Rick Owens has previously put the pentagram symbol on t-shirts and sweatshirts. But placing it onto the region that covers the phallus hardens its symbolism. The phallus has also been demonized in the Christian tradition as a source of sin. This was a perversion of Greco-Roman mythology, in which Pan, or Faun, the god of fertility, was often depicted as a goat-like figure with an erected, outsize member. The early Roman Christians, who designated non-procreational sex to be a sin, usurped that image and turned it into that of the Devil.

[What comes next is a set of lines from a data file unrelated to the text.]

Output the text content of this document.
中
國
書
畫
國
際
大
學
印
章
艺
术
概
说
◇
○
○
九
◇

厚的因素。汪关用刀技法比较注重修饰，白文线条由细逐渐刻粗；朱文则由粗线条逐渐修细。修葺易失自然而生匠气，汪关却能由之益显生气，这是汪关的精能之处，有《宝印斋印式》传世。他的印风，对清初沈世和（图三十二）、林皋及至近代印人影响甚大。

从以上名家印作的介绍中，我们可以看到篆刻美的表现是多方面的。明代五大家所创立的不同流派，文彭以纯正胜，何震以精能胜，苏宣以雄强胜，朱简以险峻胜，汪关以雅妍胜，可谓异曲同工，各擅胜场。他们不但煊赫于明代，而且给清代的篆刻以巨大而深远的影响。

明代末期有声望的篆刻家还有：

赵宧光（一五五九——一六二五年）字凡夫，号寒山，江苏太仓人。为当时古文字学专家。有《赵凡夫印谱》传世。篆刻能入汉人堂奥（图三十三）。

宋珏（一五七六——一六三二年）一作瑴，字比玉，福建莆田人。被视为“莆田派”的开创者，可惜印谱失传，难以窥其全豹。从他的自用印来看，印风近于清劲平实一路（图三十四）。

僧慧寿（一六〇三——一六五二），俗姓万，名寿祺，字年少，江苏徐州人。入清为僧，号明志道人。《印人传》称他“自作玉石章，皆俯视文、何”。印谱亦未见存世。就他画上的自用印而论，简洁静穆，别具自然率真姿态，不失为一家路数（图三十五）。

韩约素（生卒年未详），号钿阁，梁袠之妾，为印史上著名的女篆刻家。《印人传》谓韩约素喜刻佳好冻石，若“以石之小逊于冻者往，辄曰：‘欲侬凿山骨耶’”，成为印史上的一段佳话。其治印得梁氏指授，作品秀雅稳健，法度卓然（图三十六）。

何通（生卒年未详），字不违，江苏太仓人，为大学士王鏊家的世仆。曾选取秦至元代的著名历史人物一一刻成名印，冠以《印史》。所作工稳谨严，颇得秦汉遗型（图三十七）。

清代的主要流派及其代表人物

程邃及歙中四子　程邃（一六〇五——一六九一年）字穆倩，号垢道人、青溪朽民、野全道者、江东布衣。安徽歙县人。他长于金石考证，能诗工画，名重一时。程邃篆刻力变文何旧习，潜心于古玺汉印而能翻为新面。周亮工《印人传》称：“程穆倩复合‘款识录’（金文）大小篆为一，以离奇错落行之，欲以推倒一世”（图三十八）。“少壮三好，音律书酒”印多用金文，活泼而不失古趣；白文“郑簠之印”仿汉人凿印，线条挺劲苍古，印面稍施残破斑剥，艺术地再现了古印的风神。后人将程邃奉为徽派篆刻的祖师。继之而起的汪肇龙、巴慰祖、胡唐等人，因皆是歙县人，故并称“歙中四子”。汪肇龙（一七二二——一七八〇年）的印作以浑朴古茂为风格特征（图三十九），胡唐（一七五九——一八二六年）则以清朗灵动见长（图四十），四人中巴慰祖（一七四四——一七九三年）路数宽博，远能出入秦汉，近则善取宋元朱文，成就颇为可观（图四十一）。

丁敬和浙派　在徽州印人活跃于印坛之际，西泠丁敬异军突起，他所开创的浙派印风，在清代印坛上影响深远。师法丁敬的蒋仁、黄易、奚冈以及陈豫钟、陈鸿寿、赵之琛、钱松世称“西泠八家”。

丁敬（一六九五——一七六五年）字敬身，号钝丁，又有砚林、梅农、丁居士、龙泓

Fast forward to today, and the history of cultural outcasts and misfits, of which Owens has become the undisputed sartorial champion, is inevitably intertwined with the symbolism of sin. It is no wonder then that Owens has adapted the pentagram as one of his visual motifs. These swim trunks have been the hardest and most potent interpretation of the pentagram we have yet seen, so we could not pass them up. Their golden color itself can be interpreted as that other cardinal sin - greed. Wear them, if you dare - you are bound to enjoy some stimulating conversations at the beach.